E poi combattete per salvare gli ulivi martoriati dalla Xylella ormai da dieci anni.
«Con l’Organizzazione no-profit Save the Olives in otto anni abbiamo salvato sinora 500 esemplari pluricentenari tramite gli innesti. Abbiamo allestito una serra dove alleviamo nuove specie di ulivi resistenti al batterio, insieme a scienziati e agronomi. Per me è terribile che ci siano ragazzini salentini che non hanno visto il patrimonio verde quando era sano».
Torniamo all’amore. Prima di Taylor quale è stato il più importante?

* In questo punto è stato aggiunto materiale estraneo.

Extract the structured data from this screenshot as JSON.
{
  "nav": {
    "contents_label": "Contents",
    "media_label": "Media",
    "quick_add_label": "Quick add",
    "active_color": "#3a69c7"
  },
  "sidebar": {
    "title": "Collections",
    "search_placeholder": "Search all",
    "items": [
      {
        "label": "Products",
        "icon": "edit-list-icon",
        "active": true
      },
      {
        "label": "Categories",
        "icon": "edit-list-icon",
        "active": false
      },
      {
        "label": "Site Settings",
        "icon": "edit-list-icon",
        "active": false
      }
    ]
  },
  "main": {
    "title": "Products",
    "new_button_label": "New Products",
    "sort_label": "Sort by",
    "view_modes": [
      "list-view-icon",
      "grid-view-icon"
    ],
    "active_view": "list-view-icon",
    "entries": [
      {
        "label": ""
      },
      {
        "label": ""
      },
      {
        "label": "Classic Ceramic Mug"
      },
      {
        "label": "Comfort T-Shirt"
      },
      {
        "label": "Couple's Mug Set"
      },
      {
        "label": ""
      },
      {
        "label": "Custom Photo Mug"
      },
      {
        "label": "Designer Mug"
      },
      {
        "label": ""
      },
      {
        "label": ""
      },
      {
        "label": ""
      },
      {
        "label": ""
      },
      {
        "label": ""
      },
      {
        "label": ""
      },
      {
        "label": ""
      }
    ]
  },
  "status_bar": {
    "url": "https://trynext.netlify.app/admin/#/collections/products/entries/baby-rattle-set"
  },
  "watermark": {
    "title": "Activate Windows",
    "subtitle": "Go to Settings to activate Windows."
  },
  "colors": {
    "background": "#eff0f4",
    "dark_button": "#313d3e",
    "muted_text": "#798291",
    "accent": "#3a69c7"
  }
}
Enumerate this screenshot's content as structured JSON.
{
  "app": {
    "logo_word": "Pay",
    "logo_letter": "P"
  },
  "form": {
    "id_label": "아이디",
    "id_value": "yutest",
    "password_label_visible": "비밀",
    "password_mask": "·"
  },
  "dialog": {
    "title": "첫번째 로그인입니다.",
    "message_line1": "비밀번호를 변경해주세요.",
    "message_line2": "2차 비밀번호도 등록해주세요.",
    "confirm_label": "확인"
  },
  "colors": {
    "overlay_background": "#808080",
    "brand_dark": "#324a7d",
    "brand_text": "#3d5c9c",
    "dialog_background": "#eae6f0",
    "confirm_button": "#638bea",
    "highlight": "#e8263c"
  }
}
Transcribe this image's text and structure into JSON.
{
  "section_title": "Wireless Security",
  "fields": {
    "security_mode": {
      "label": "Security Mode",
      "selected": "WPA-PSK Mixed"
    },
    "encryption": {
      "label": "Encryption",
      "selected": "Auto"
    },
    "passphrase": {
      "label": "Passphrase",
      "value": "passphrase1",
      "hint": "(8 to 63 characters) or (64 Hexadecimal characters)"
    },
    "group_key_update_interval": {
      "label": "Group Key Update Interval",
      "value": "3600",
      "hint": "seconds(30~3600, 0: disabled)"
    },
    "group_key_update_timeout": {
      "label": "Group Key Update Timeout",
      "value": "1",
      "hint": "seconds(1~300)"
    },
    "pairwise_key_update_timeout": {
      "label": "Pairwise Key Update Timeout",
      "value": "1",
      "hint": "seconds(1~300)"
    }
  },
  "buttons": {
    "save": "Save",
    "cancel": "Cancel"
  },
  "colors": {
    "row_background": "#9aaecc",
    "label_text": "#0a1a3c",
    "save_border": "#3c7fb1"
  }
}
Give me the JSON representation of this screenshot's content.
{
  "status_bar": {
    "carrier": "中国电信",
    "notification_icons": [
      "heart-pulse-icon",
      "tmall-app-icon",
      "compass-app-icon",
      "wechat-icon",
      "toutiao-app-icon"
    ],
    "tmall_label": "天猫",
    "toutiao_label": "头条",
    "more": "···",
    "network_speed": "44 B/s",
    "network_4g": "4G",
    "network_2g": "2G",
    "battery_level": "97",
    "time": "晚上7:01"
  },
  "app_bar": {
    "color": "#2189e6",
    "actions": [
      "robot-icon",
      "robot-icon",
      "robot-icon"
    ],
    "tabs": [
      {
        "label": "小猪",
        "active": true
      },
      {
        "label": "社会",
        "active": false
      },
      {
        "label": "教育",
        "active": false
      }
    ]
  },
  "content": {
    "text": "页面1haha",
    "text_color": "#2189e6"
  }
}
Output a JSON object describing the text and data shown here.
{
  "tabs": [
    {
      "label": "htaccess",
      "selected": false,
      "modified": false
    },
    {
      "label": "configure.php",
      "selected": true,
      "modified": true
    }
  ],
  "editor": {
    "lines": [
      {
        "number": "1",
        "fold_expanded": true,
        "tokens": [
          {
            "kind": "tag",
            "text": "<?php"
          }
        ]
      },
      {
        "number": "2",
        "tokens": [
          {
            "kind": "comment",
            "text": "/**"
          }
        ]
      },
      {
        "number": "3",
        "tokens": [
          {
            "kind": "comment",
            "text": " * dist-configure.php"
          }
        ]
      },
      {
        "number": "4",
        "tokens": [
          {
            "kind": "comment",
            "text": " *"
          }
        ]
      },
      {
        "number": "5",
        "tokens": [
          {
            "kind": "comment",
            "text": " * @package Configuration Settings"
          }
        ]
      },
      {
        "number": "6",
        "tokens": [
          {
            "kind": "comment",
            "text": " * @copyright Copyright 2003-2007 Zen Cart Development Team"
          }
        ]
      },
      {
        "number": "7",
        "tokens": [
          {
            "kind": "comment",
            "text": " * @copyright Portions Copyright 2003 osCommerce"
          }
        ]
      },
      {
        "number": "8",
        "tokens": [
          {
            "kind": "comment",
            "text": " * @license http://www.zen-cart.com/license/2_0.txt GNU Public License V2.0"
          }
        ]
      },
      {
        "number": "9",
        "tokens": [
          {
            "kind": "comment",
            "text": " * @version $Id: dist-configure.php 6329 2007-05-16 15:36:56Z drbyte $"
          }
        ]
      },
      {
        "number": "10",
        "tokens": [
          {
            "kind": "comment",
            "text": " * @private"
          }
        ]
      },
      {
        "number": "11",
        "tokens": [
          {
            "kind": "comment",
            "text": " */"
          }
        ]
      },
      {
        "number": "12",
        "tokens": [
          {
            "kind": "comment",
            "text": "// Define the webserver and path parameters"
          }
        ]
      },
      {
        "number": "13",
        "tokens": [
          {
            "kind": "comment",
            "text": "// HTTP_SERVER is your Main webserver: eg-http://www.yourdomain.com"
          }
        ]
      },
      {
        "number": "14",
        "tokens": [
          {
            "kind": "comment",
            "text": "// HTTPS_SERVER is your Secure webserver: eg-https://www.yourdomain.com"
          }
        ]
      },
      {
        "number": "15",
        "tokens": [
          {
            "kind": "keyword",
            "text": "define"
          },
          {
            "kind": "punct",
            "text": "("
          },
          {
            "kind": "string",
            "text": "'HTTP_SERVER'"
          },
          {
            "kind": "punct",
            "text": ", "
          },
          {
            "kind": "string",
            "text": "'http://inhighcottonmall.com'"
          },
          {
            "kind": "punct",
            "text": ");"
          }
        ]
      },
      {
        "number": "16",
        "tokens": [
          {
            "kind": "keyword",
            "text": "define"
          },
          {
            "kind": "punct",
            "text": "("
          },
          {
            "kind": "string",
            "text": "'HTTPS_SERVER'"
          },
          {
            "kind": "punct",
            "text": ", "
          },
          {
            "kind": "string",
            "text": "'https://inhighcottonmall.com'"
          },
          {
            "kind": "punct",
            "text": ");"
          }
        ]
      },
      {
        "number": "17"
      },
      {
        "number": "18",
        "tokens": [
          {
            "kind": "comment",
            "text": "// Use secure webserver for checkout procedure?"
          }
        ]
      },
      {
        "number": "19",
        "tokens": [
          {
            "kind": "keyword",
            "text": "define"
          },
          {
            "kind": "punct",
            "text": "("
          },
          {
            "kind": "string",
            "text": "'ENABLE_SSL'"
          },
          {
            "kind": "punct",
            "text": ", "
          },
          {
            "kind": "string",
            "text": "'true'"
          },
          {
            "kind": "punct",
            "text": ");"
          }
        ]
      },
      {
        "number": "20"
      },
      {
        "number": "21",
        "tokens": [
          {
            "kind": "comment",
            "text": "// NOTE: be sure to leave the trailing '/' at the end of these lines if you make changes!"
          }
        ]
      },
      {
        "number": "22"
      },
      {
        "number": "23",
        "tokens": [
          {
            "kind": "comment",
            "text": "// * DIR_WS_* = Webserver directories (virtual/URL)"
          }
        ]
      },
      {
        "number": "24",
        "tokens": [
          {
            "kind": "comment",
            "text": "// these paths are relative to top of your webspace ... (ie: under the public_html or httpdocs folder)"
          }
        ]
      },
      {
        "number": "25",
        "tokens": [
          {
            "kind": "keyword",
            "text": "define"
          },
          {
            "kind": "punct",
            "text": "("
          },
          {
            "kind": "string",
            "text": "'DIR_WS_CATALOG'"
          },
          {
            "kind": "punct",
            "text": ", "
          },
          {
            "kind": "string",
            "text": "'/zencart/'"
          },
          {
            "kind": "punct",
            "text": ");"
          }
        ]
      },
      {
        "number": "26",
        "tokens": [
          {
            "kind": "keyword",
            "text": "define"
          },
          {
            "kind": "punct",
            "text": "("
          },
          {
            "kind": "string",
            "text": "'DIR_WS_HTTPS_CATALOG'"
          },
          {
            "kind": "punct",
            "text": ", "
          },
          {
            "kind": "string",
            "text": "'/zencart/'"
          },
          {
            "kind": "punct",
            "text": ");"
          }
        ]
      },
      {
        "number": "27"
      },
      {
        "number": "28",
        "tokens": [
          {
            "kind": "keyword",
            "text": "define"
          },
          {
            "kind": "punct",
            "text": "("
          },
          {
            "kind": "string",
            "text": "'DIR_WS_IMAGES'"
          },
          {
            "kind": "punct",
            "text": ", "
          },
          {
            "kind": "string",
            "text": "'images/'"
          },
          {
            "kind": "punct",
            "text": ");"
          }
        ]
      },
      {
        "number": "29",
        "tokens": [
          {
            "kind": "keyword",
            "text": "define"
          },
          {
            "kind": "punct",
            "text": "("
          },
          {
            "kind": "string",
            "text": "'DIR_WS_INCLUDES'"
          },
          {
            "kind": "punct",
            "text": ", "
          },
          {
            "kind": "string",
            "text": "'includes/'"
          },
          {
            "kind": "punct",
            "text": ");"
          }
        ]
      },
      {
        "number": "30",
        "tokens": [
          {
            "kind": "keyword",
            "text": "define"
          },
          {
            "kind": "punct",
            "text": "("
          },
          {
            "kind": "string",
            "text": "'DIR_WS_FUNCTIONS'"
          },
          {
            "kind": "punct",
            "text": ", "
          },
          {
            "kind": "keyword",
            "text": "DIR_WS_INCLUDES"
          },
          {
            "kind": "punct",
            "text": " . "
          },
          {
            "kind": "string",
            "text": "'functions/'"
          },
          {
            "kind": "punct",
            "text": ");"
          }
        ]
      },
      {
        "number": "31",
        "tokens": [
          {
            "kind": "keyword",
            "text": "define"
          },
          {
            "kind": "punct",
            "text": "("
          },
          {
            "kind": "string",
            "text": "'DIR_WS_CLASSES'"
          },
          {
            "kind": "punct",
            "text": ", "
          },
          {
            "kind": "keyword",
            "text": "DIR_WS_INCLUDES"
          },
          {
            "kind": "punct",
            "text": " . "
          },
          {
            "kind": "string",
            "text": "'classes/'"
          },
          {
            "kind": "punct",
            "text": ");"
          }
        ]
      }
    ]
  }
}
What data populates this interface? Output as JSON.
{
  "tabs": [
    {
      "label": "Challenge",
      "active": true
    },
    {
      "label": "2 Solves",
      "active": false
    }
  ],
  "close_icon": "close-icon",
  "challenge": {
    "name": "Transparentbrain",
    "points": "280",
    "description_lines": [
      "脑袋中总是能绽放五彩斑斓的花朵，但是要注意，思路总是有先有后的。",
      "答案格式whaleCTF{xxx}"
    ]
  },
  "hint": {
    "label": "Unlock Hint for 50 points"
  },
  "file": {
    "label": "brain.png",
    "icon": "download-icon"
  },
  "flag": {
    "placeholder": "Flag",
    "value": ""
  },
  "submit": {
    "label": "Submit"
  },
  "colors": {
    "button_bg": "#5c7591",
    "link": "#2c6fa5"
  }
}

«Ho amato per quattro anni Liam Neeson. Con Taylor, che incontrai sul set de Il Sole a Mezzanotte, recitando per lui anche in Love Ranch però, siamo diventati un team, rafforzato dall’immenso amore per l’Italia, dal nostro progetto anche agricolo di sporcare le nostre mani nella terra».
Lei lo ha tradito… con Checco Zalone.
«Vidi i suoi film in aereo, non capivo bene le parole, però fui conquistata dal modo di muoversi e gesticolare. Volli conoscerlo, divenimmo amici. Perciò dissi subito sì per La Vacinada, accettai di filmare il video nella mia masseria. Lui fu molto professionale, io insistetti per interpretare la contadina che di fatto sono».
Nuota ancora quando c’è la luna piena, sotto la torre costiera di Corsano?
«Quando arrivai qui per la prima volta e vidi la luna calare dentro il mare di Tricase Porto, mi innamorai perdutamente. Le sere d’estate salentine sono intrise di placida magia. Mi piace gettarmi dagli scogli, non sono una tipa da spiaggia».
Un rimpianto ce l’ha?
«Mia madre non ha visto tutto quello che ho fatto. Lei, donna londinese, lasciò la scuola a quindici anni per lavorare in fabbrica, sarebbe stata felice dei miei ruoli drammatici e di vivere nella mia masseria italiana. E poi avrei voluto conoscere Anna Magnani, il mio mito».